So, we’re heading off, finally. I’m glad that Essek shot that idea down - and I can’t believe that they made Caleb be the one to try to convince him of the idea to work with Trent. Thank FUCK that dumbass idea failed before it took off. I feel like they’re taking this ‘we need allies’ thing too far. On what bloody level was Trent ever ally material!? He will push you off a cliff the first chance he gets and go onward to join Lucien willingly.
(Apparently many people were pissed with the M9 for entertaining this thought, rightfully so, but I also understand the idea being tossed around, and the inherent draw of the drama it would create. Realistically, this is terrible. In a narrative format, I can see how they might consider it for the ‘let’s get someone with some pull in order to save the world, and then kill him when we have the chance’. It makes sense. I still don’t like it, and am glad it did not happen.)
Anyway, also glad to have Essek back. I enjoy his character, because even as dry as he is outwardly, he’s also hilariously funny, and I get the feeling that Matt is really pushing for them all to trust him again. Which reads almost like a trap but also..... fuck it? Gotta trust someone.
Aw. That was worth it. They TRUST him, and he has earned that trust. AWE my fucking heart. It's melting. Honestly, the fact they even suggested trusting Trent Ikython over him was an insult they should apologize for.
So right guys, I used to be mad....Like I honestly spent a good portion of the night after Critical Role ended fuming at the Mighty Nein (and even Caleb) for even considering to pick Ickythong over Essek and his freindship
A) I absolutely understand Caleb trying to flip the tables. He knows Ickydootoothong is coming for him. He wants to feel some autonomy, like he has grown and common wisdom says that is exactly when you confront your abuser and declare your freedom. Caleb was trying to assert his freedom. That Trent no longer had power over him but that is exactly what abusers love to do. They love to fright and bait you because they know that they have the upper hand and the best you can be is on defense.

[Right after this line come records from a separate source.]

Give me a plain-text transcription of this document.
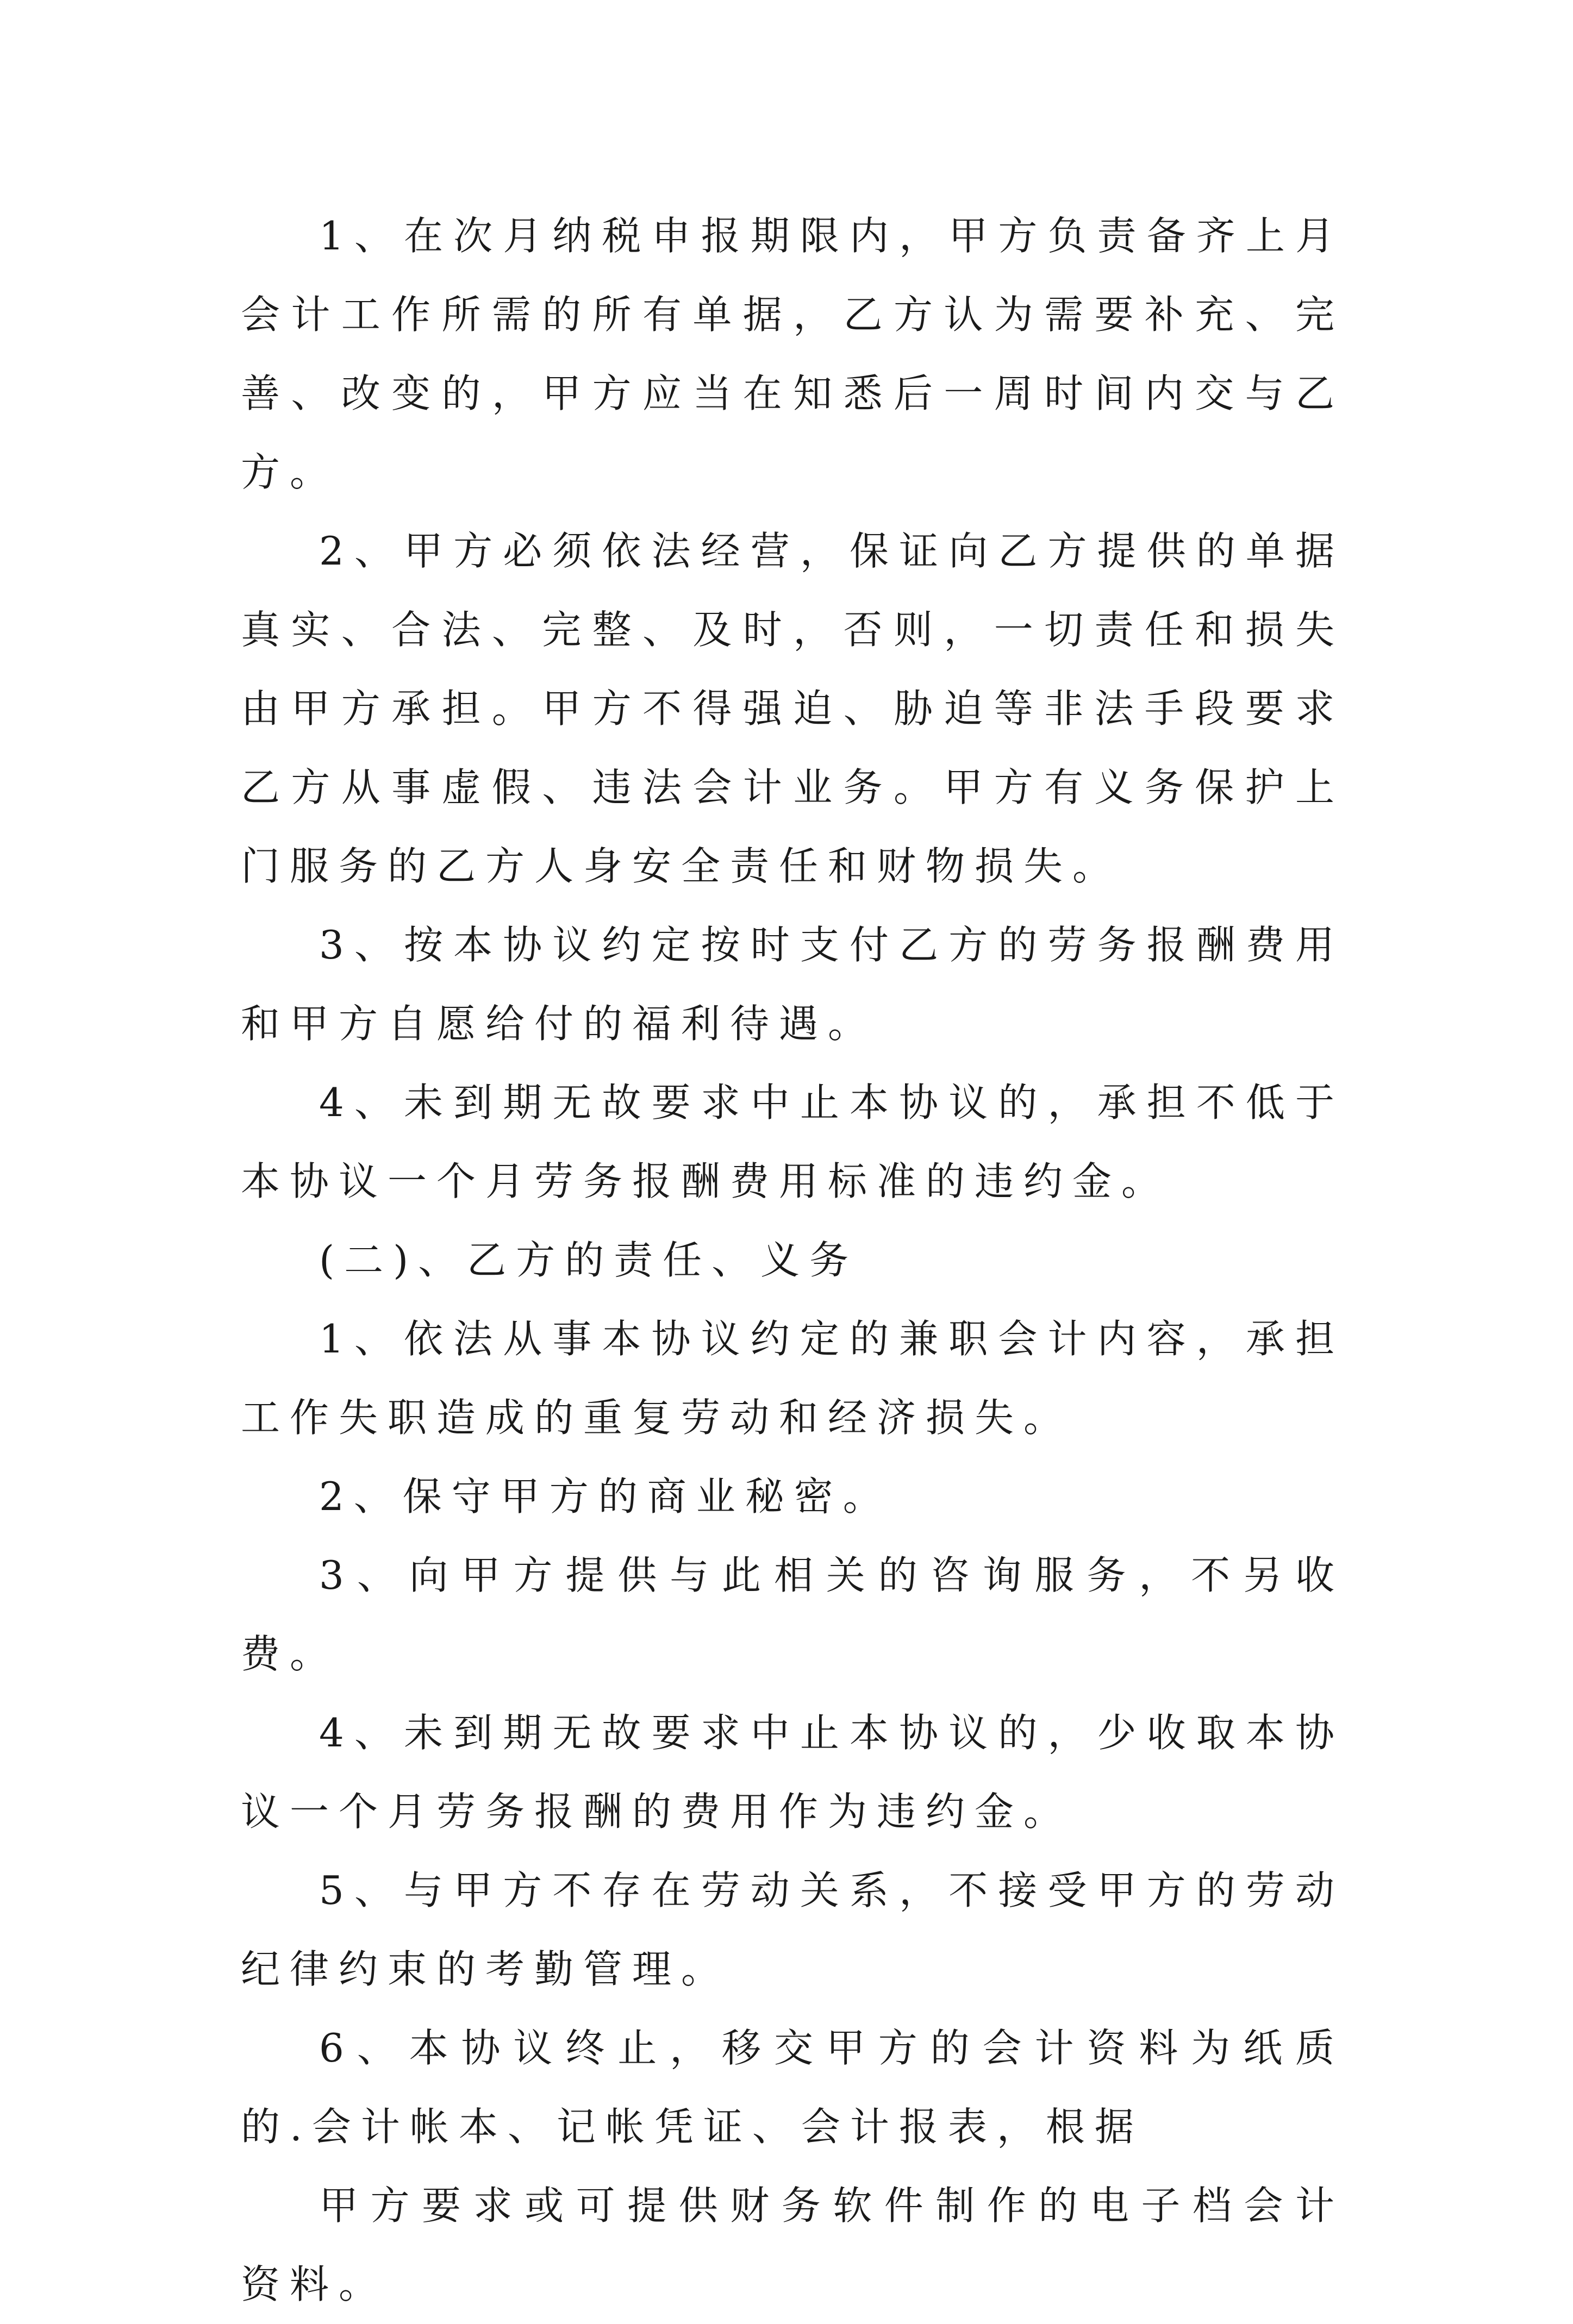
1、在次月纳税申报期限内，甲方负责备齐上月会计工作所需的所有单据，乙方认为需要补充、完善、改变的，甲方应当在知悉后一周时间内交与乙方。

2、甲方必须依法经营，保证向乙方提供的单据真实、合法、完整、及时，否则，一切责任和损失由甲方承担。甲方不得强迫、胁迫等非法手段要求乙方从事虚假、违法会计业务。甲方有义务保护上门服务的乙方人身安全责任和财物损失。

3、按本协议约定按时支付乙方的劳务报酬费用和甲方自愿给付的福利待遇。

4、未到期无故要求中止本协议的，承担不低于本协议一个月劳务报酬费用标准的违约金。

(二)、乙方的责任、义务

1、依法从事本协议约定的兼职会计内容，承担工作失职造成的重复劳动和经济损失。

2、保守甲方的商业秘密。

3、向甲方提供与此相关的咨询服务，不另收费。

4、未到期无故要求中止本协议的，少收取本协议一个月劳务报酬的费用作为违约金。

5、与甲方不存在劳动关系，不接受甲方的劳动纪律约束的考勤管理。

6、本协议终止，移交甲方的会计资料为纸质的.会计帐本、记帐凭证、会计报表，根据

甲方要求或可提供财务软件制作的电子档会计资料。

With this in mind suddenly it made sense why he was suddenly in support of working with them. Caleb could prove he was better than Trent. The rest of the Mighty Nein wouldn't understand. They weren't hurt like Caleb was. They weren't molded, destroyed, broken and remade by cruelty.
Last nights episode was incredibly triggering on a deeply personal level for me. It confronted that fear, that without my abusers I was useless. It reminded me that my personal abusers' were imprinted in my DNA. I saw Caleb accepting Ickython's help as basically accepting the role that Trent believes he has played in making him who he is now. And honestly, if he had chosen to work with him, Caleb may have overcome him, but the scars would still hurt.
Essek is not a coward for fleeing from people who have hurt him. He is surviving. Essek is not so unlike Caleb. He placed himself in a vulnerable position and he knew that he would not survive Ikython's presence, but I think moreover he worried for Caleb as well. He needed to be convinced Caleb was confident in his plan, and I think he saw through his confidence. He saw the scared child clutching his dead family.
In summation, I am relieved that they are working with Essek and at least owe him a slight apology.
Below the Cut for something more personal:
B) As the victim of several abusers. A mentor who abused me, abusive parents who shouted at me and have constantly belittled me, and an Ex who believed it was his job to fix all my childhood mistakes and become my God like his name was Light Yagami, you falsely assume that you get over it at first. But the abuse you feel is literally imprinted in your DNA.
The people that have hurt me exist as people, frozen in time. Like Caleb's rooms in the tower. I hold on to them unintentionally because my body will not let me forget them. They will always exist because my body and mind have learned to fear them.
They live on in the crippling rejection Dysphoria that has impacted every job I have ever held. They are the fear that sees every well-intentioned man trying to change me for the better, and the sometimes angry resistance to my loved ones honest assistance. My husband still really cant teach me video games, because I become defensive without realizing it and it will take me years to overcome that. I may never do it.
I became a teaching assistant to try to be better, and be a warm presence to kids like me. Who the world doesn't understand because they are nuero-divergent ADHD monsters who have already developed coping mechanisms that will haunt them their entire life. I have to make it better.
It is a foul disease that has you believe you confront people who hurt you. All it does it expose you to them, and they know your weaknesses better than anyone because they made those scars.
I can't say this isn't more than rambling, but it's basically kept me awake most of the night.